En la pampa desolada el oasis de Pica aparece ante los ojos cual milagro de verdura. Un prodigio florecido de azahares, de doradas naranjas y de limoncitos – hay que nombrarlos en diminutivos como a propósito para juegos de niños – redondeados de un verde amarillento, incontables entre las ramas y las hojas de árboles gigantes. Durante los doce meses del año abastecen los mercados del Norte y en ninguna casa falta el limón de Pica y las naranjas dulces, dulcísimas. Las guayabas y los mangos; las buganvilias y los claveles; los alelíes y los cactus rígidos, espinudos propios de la aridez sin agua.
Para explicar el origen de esta mancha verde en medio del desierto, la leyenda, auxiliar del hombre desde las más remotas épocas, ha dado a Pica el atractivo de fijarlo en la imaginación de sus gentes, con aristocrático entronque con los hijos del sol. El amor en el cruce de dos razas, el blanco europeo y el indoamericano forjó su historia.
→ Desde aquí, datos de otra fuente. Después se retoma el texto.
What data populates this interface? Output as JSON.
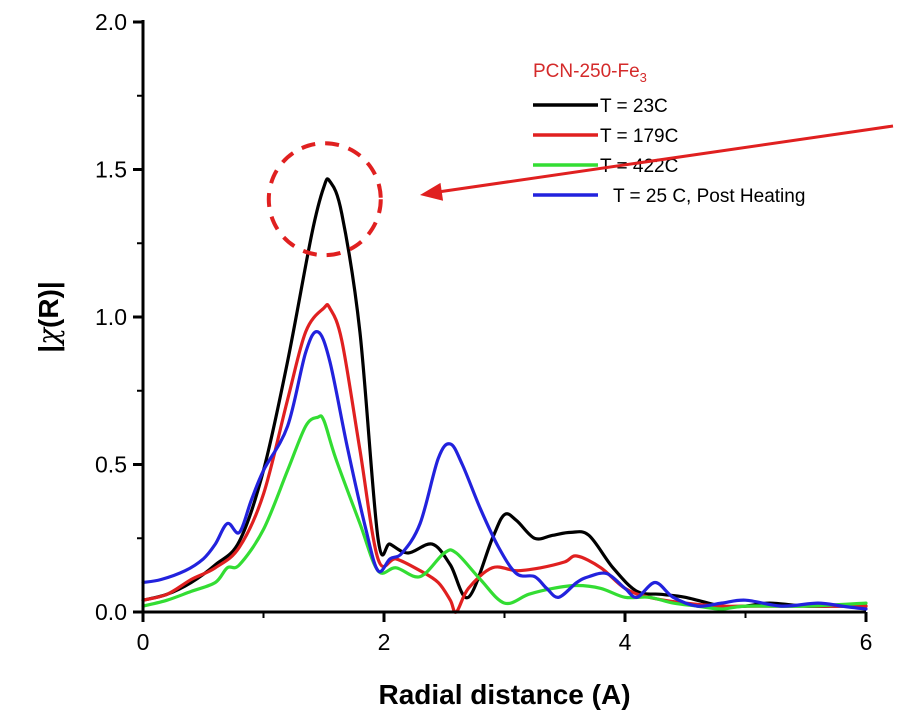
{
  "chart_data": {
    "type": "line",
    "title": "",
    "xlabel": "Radial distance (A)",
    "ylabel_parts": {
      "prefix": "|",
      "chi": "χ",
      "suffix": "(R)|"
    },
    "xlim": [
      0,
      6
    ],
    "ylim": [
      0,
      2.0
    ],
    "x_ticks": [
      "0",
      "2",
      "4",
      "6"
    ],
    "y_ticks": [
      "0.0",
      "0.5",
      "1.0",
      "1.5",
      "2.0"
    ],
    "grid": false,
    "legend_placement": "top-right",
    "legend_title": {
      "text": "PCN-250-Fe",
      "subscript": "3",
      "color": "#d42a2a"
    },
    "annotation": {
      "type": "dashed-circle-with-arrow",
      "color": "#e02020",
      "target_x": 1.55,
      "target_y": 1.44
    },
    "series": [
      {
        "name": "T = 23C",
        "color": "#000000",
        "x": [
          0,
          0.2,
          0.4,
          0.6,
          0.8,
          1.0,
          1.2,
          1.4,
          1.5,
          1.55,
          1.65,
          1.8,
          1.95,
          2.05,
          2.2,
          2.4,
          2.55,
          2.7,
          2.9,
          3.0,
          3.1,
          3.25,
          3.4,
          3.55,
          3.7,
          3.9,
          4.1,
          4.3,
          4.5,
          4.8,
          5.0,
          5.2,
          5.5,
          5.8,
          6.0
        ],
        "y": [
          0.04,
          0.06,
          0.1,
          0.16,
          0.24,
          0.48,
          0.85,
          1.28,
          1.44,
          1.46,
          1.35,
          0.95,
          0.25,
          0.23,
          0.2,
          0.23,
          0.16,
          0.05,
          0.25,
          0.33,
          0.31,
          0.25,
          0.26,
          0.27,
          0.26,
          0.15,
          0.07,
          0.06,
          0.05,
          0.02,
          0.02,
          0.03,
          0.02,
          0.02,
          0.02
        ]
      },
      {
        "name": "T = 179C",
        "color": "#e02020",
        "x": [
          0,
          0.2,
          0.4,
          0.6,
          0.8,
          1.0,
          1.2,
          1.35,
          1.5,
          1.55,
          1.65,
          1.8,
          1.95,
          2.1,
          2.3,
          2.45,
          2.55,
          2.6,
          2.7,
          2.9,
          3.1,
          3.3,
          3.5,
          3.6,
          3.8,
          4.0,
          4.2,
          4.5,
          4.8,
          5.0,
          5.3,
          5.6,
          6.0
        ],
        "y": [
          0.04,
          0.06,
          0.11,
          0.15,
          0.22,
          0.4,
          0.72,
          0.95,
          1.03,
          1.03,
          0.92,
          0.55,
          0.18,
          0.18,
          0.14,
          0.1,
          0.04,
          0.0,
          0.08,
          0.15,
          0.14,
          0.15,
          0.17,
          0.19,
          0.15,
          0.08,
          0.05,
          0.03,
          0.02,
          0.02,
          0.02,
          0.02,
          0.02
        ]
      },
      {
        "name": "T = 422C",
        "color": "#33dd33",
        "x": [
          0,
          0.2,
          0.4,
          0.6,
          0.7,
          0.8,
          1.0,
          1.2,
          1.35,
          1.45,
          1.5,
          1.6,
          1.8,
          1.95,
          2.1,
          2.3,
          2.5,
          2.6,
          2.8,
          3.0,
          3.2,
          3.4,
          3.6,
          3.8,
          4.0,
          4.2,
          4.4,
          4.6,
          4.8,
          5.0,
          5.5,
          6.0
        ],
        "y": [
          0.02,
          0.04,
          0.07,
          0.1,
          0.15,
          0.16,
          0.28,
          0.48,
          0.63,
          0.66,
          0.65,
          0.52,
          0.3,
          0.14,
          0.15,
          0.12,
          0.2,
          0.2,
          0.11,
          0.03,
          0.06,
          0.08,
          0.09,
          0.08,
          0.05,
          0.05,
          0.03,
          0.02,
          0.01,
          0.02,
          0.02,
          0.03
        ]
      },
      {
        "name": "T = 25 C, Post Heating",
        "color": "#2222dd",
        "x": [
          0,
          0.15,
          0.35,
          0.5,
          0.6,
          0.7,
          0.8,
          0.9,
          1.0,
          1.2,
          1.35,
          1.45,
          1.55,
          1.7,
          1.85,
          1.95,
          2.05,
          2.15,
          2.3,
          2.45,
          2.55,
          2.65,
          2.8,
          2.95,
          3.1,
          3.25,
          3.35,
          3.45,
          3.6,
          3.7,
          3.85,
          4.0,
          4.1,
          4.25,
          4.4,
          4.6,
          4.8,
          5.0,
          5.3,
          5.6,
          5.8,
          6.0
        ],
        "y": [
          0.1,
          0.11,
          0.14,
          0.18,
          0.23,
          0.3,
          0.27,
          0.38,
          0.48,
          0.63,
          0.88,
          0.95,
          0.85,
          0.55,
          0.28,
          0.14,
          0.18,
          0.2,
          0.3,
          0.52,
          0.57,
          0.5,
          0.35,
          0.22,
          0.13,
          0.12,
          0.08,
          0.05,
          0.1,
          0.12,
          0.13,
          0.08,
          0.05,
          0.1,
          0.05,
          0.02,
          0.03,
          0.04,
          0.02,
          0.03,
          0.02,
          0.01
        ]
      }
    ]
  }
}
En Pica la vida es larga, en muchos sobrepasa el siglo; lo corriente son los noventa años en el empleo del trabajo cotidiano con la cabeza lúcida. Sentado a la puerta de la vivienda en los atardeceres cálidos, la memoria retrocede a las cosas que oyeron de otros viejos como ellos, eslabonados en la sucesión sin término.
María Eugenia Vara
El Tarapacá
Martes 5 de marzo de 1963, página 3.